The opening keynote speakers were Jim Morris, CEO Pacific Life, and Josh Linkner, a best-selling author on innovation. Both presented thoughts on how the life and annuities business is looking to the future.
In Morris’ keynote he discussed how Pacific LIfe has taken a look at their future customers and developed principals for success, including speed/focus, relationships, flexibility and alignment. For example, they have initiatives now for simplifying processes and their products. I noted that absent from the strategy is “use cool new technology” – their focus is on better customer experience.
Linkner gave five steps to what he called “everyday innovation”. Actually he called the five steps “five obsessions of innovators”, which included “Get Curious” and “Get Scrappy”. One of his key points was that to be innovative, an organization needs to encourage creativity, which often leads to disruptive ideas.

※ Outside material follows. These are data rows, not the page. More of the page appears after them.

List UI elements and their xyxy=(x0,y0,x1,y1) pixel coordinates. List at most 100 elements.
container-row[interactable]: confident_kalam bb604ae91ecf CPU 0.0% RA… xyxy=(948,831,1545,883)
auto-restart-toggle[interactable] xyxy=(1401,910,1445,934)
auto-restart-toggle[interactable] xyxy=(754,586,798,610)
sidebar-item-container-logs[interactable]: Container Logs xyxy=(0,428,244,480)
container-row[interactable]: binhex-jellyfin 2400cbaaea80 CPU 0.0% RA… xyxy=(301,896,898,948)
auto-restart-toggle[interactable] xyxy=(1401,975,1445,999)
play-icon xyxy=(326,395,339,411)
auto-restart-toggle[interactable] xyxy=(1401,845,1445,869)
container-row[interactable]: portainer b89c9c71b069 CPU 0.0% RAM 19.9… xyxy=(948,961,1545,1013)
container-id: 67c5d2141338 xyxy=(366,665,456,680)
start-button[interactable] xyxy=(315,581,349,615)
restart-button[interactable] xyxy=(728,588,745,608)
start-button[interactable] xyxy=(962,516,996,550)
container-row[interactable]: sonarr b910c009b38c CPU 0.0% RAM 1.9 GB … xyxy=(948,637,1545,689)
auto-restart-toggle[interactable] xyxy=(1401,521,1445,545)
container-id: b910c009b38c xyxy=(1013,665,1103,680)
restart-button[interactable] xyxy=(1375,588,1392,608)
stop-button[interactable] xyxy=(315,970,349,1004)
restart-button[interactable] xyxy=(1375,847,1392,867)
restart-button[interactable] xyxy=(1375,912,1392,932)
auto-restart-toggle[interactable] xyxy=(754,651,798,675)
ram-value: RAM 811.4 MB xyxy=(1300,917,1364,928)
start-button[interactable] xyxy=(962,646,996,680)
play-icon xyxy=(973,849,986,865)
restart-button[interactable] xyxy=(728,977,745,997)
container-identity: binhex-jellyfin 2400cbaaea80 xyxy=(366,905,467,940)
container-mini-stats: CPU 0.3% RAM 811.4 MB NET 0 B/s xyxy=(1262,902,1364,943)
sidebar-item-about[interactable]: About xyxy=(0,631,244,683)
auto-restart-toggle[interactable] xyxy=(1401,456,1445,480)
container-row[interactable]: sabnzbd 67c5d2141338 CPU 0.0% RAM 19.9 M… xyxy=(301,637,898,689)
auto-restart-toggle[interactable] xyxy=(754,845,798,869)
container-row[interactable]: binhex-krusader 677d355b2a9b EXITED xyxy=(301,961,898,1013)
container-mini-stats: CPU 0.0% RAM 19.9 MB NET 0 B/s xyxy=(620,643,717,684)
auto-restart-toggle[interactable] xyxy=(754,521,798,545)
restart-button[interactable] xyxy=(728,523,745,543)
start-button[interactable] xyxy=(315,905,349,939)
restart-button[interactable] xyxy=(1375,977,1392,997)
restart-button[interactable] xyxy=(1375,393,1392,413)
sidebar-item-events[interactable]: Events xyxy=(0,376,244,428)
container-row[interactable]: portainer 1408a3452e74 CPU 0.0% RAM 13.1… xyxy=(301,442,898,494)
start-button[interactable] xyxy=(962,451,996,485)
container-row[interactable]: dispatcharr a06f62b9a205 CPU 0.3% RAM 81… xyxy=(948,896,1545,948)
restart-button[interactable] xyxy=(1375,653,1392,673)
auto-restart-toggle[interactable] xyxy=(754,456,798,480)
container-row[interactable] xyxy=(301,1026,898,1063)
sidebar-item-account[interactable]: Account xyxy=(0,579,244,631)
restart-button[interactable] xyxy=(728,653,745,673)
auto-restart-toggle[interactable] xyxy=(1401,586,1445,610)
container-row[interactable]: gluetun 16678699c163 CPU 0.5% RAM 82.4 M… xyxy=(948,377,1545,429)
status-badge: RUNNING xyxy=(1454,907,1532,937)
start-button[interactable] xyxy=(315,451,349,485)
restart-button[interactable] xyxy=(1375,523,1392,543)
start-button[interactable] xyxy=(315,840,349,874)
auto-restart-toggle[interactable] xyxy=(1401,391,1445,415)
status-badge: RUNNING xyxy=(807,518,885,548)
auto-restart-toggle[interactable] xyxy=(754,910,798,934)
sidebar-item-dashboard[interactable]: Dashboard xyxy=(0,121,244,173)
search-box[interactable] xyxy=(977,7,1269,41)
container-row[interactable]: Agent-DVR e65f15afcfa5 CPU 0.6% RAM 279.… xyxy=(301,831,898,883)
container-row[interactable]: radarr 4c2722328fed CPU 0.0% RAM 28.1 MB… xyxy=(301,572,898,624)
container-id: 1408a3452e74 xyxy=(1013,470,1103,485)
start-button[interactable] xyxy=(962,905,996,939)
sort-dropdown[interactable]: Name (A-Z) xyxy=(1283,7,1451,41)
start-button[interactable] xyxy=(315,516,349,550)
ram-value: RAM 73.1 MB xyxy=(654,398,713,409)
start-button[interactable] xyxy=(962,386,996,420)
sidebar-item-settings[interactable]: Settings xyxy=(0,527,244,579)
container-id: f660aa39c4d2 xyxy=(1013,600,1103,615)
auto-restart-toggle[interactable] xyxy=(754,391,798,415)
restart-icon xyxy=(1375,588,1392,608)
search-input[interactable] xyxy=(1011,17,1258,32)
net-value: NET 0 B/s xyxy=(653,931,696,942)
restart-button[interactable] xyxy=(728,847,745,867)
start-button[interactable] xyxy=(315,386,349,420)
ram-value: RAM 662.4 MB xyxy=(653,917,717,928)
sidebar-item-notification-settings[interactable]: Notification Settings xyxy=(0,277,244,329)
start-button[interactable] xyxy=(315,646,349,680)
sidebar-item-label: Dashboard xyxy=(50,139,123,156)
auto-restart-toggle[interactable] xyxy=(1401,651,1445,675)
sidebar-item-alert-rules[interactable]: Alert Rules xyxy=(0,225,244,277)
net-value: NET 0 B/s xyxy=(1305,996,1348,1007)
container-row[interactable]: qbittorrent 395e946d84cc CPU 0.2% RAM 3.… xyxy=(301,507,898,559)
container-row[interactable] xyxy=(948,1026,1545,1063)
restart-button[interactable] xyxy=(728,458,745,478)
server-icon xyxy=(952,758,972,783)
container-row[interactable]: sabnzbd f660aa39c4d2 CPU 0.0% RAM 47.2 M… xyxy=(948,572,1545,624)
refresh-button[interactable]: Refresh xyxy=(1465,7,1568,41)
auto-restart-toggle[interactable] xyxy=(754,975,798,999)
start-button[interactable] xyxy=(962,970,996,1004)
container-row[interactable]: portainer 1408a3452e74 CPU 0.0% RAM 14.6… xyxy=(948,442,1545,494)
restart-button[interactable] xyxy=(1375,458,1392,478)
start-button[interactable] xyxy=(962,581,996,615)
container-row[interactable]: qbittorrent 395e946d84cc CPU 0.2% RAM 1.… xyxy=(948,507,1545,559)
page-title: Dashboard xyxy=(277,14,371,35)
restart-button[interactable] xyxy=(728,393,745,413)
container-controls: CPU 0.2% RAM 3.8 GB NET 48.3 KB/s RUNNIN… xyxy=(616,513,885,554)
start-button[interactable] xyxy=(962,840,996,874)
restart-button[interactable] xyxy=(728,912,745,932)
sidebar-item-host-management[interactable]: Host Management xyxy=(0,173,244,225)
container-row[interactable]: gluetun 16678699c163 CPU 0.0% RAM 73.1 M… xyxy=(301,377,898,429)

My session on cloud computing was well attended – life insurers and vendors alike are interested in the adoption of cloud-based delivery in the industry. After describing where SaaS, IaaS and PaaS solutions fit into the array of options for external delivery of IT services, I presented information from Novarica’s recent survey of digital, mobile and cloud capabilities and their use at insurance carriers. Adoption of SaaS for core systems is just starting at Life carriers, but as our survey showed, many large and some midsize carriers are using SaaS-based non-core solutions. These carriers noted that speed of delivery and the ability to provide unique capabilities were the key drivers for implementing in the cloud, and focused on security, performance and pricing when considering specific vendors. Insurers are generally finding value in cloud deployment, but still face challenges with lack of predictability in pricing and with upgrades. Most notably, few are considering any formal ROI or metrics for these efforts, which is an issue for most IT transformation projects across the industry.
Overall our survey found that cloud and SaaS solution adoption is growing at life insurers, with most large insurers and a growing number of midsize insurers planning to grow, enhance or maintain current capabilities. The forecast is clear – there will be more cloud in the future for life insurers.